NCDMF to fishermen: Our trout dodged cold-weather bullet
No evidence of any dead trout found after last week's extreme temperatures
Guide Noah Lynk, other fishermen and biologists found no evidence of a cold-stun trout stun or kill during last week's extremely cold weather.
As the bitter cold bore down on North Carolina last week, many fishermen and fishery managers braced for a disaster, worried about another cold-stun kill of speckled trout like the one that devastated the fishery in January 2011. Thankfully it didn’t happen. The “polar vortex” rolled in and dropped the temperature into the teens along the coast for two days, and when it headed back to the North Pole, fishermen and biologists didn’t find the massive fish stuns and kills they had feared.
Fishermen and biologists covered the entire coast, finding lots of ice in places, but there were no signs of a fish stun or kill.
Chip Collier, a biologist who manages speckled trout for the N.C. Division of Marine Fisheries, felt conditions were close but didn’t quite reach the point of causing a cold-stun or kill.
“We were lucky, but there were several factors that combined to prevent this from becoming a fish stun or kill,” Collier said. “First, the cold wasn’t of a long- enough duration. Air temperatures didn’t drop below freezing until midnight or so on Monday and were back above freezing shortly after sunrise on Wednesday. That short time didn’t cool the water down enough to do significant damage before it began warming again. Also, the ground wasn’t real cold yet, so it imparted some warmth into the water, and that helped prevent colder water temperatures and ice.”

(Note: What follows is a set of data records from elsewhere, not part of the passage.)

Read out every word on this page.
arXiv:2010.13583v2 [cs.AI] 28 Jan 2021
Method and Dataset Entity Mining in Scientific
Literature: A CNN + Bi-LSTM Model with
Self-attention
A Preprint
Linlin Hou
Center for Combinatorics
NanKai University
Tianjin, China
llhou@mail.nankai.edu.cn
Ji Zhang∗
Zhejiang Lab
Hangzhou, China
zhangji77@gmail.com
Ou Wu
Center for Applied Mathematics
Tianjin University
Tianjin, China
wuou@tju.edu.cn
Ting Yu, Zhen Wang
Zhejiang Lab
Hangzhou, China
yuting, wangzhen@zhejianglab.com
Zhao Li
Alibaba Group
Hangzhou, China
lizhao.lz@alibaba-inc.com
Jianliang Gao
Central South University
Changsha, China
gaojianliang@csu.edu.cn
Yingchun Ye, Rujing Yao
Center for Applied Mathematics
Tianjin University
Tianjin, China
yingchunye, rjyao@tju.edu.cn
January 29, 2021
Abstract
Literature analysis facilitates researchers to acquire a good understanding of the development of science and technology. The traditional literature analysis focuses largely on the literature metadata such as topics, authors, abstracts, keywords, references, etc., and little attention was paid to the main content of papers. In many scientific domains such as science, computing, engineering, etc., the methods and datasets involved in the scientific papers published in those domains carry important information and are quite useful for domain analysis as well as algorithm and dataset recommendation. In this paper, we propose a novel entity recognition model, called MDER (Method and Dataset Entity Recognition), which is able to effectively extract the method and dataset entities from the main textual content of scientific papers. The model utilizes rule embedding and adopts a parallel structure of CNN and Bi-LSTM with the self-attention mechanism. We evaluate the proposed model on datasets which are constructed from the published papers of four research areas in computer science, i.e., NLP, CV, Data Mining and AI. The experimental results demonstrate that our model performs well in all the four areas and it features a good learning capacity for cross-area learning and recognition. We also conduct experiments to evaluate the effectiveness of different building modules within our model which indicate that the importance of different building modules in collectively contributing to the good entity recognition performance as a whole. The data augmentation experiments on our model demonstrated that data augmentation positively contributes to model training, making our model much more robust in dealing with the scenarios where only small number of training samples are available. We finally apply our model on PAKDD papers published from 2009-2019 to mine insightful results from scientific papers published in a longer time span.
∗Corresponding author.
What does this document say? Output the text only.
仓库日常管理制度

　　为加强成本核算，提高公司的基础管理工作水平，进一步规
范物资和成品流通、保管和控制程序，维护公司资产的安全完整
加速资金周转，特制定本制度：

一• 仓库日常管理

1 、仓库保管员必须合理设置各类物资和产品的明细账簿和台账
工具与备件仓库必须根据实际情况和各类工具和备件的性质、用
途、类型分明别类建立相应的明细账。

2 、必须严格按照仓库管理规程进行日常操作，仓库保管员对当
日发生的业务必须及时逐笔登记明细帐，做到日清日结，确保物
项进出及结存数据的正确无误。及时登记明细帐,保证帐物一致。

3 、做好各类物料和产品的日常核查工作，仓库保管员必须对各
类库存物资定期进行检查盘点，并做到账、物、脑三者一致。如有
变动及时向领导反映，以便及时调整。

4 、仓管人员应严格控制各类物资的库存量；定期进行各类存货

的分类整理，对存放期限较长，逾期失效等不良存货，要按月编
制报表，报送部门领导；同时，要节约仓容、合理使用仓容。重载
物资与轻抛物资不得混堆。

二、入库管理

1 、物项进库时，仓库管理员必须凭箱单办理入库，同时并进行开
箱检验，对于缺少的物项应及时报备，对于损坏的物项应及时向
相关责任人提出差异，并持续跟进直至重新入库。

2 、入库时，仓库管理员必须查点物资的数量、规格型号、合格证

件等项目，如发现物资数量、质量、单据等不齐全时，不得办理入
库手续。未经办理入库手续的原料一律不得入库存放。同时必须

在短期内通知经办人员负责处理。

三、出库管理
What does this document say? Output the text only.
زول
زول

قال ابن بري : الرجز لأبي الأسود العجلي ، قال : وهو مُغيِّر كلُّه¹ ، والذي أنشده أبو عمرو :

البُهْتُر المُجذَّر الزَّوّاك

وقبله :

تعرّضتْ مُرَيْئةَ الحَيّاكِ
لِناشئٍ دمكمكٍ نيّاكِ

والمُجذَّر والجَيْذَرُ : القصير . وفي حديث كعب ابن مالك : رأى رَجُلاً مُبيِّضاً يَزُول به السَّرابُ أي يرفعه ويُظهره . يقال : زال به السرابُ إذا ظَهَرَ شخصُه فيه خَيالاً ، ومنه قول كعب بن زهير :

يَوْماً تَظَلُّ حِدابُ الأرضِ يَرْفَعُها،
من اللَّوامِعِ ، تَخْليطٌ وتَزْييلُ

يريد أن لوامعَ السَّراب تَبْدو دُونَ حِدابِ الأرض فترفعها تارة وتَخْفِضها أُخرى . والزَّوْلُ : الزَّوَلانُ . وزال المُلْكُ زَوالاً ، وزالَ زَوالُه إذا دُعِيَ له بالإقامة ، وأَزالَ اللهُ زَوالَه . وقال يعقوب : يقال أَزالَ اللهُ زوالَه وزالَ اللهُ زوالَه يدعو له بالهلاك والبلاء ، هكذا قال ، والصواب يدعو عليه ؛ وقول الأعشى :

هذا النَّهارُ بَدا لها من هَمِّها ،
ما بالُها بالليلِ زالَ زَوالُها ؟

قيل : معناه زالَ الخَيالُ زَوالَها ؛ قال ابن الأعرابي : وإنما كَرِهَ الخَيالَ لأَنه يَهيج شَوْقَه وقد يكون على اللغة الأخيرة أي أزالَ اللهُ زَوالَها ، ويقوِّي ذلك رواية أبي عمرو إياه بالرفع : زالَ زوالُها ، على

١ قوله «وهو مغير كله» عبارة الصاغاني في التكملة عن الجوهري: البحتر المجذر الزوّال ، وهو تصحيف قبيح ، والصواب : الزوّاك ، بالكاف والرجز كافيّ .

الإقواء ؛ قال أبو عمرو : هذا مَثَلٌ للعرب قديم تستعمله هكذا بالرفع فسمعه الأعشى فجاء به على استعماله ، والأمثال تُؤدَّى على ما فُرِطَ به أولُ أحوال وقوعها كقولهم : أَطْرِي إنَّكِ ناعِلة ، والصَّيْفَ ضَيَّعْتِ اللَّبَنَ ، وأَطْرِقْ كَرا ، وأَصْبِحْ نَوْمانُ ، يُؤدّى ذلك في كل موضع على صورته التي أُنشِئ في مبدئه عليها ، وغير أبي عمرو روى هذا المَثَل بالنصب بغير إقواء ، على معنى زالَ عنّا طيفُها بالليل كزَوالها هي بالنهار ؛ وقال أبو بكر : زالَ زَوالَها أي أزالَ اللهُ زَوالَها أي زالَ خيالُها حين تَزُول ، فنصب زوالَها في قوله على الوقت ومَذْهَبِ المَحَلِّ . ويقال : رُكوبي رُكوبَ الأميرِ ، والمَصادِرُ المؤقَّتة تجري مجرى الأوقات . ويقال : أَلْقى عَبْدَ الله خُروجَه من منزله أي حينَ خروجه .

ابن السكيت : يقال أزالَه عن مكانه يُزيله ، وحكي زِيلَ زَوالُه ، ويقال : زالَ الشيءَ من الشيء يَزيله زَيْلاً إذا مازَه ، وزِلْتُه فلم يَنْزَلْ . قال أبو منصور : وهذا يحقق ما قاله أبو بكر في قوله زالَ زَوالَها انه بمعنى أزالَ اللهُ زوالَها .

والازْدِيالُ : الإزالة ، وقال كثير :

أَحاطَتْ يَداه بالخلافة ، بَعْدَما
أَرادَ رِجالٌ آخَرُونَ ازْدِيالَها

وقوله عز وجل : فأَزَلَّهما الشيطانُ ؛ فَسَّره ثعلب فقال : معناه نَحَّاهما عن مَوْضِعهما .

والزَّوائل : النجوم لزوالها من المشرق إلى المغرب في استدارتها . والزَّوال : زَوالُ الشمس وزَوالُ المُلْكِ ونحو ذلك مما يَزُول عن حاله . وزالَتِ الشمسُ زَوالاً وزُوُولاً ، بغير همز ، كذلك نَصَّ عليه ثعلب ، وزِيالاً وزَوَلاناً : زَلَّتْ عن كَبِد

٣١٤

Several fishermen reported catching speckled trout and red drum as early as last Wednesday afternoon. More were caught over the weekend.
Capt. Joey VanDyke of of Fingeance Charters said he rode all the canals and creeks he could reach in Hyde County and saw lots of ice but no stunned or dead fish. In Carteret County, Capt. Noah Lynk of Noah’s Ark Charters went looking after he dropped his son off at school. He also saw no signs of a fish stun or kill.
“It was actually sort of strange; definitely different than you would think,” Lynk said. “There was ice out in North River around the bridge, but it didn’t go but a couple of hundred yards from the bridge either upriver or downriver. The only ice in Wards Creek was around the edges. Wards Creek is more protected from the wind and any moving water and it usually freezes before the river does, but it didn’t this time.
“I stood at the North River Bridge and several other places for a long time searching for birds, but didn’t see any,” Lynk said. “Usually when there is a fish kill, the pelicans will gather up thick and show you right where it is. I didn’t see any flocks of pelicans anywhere.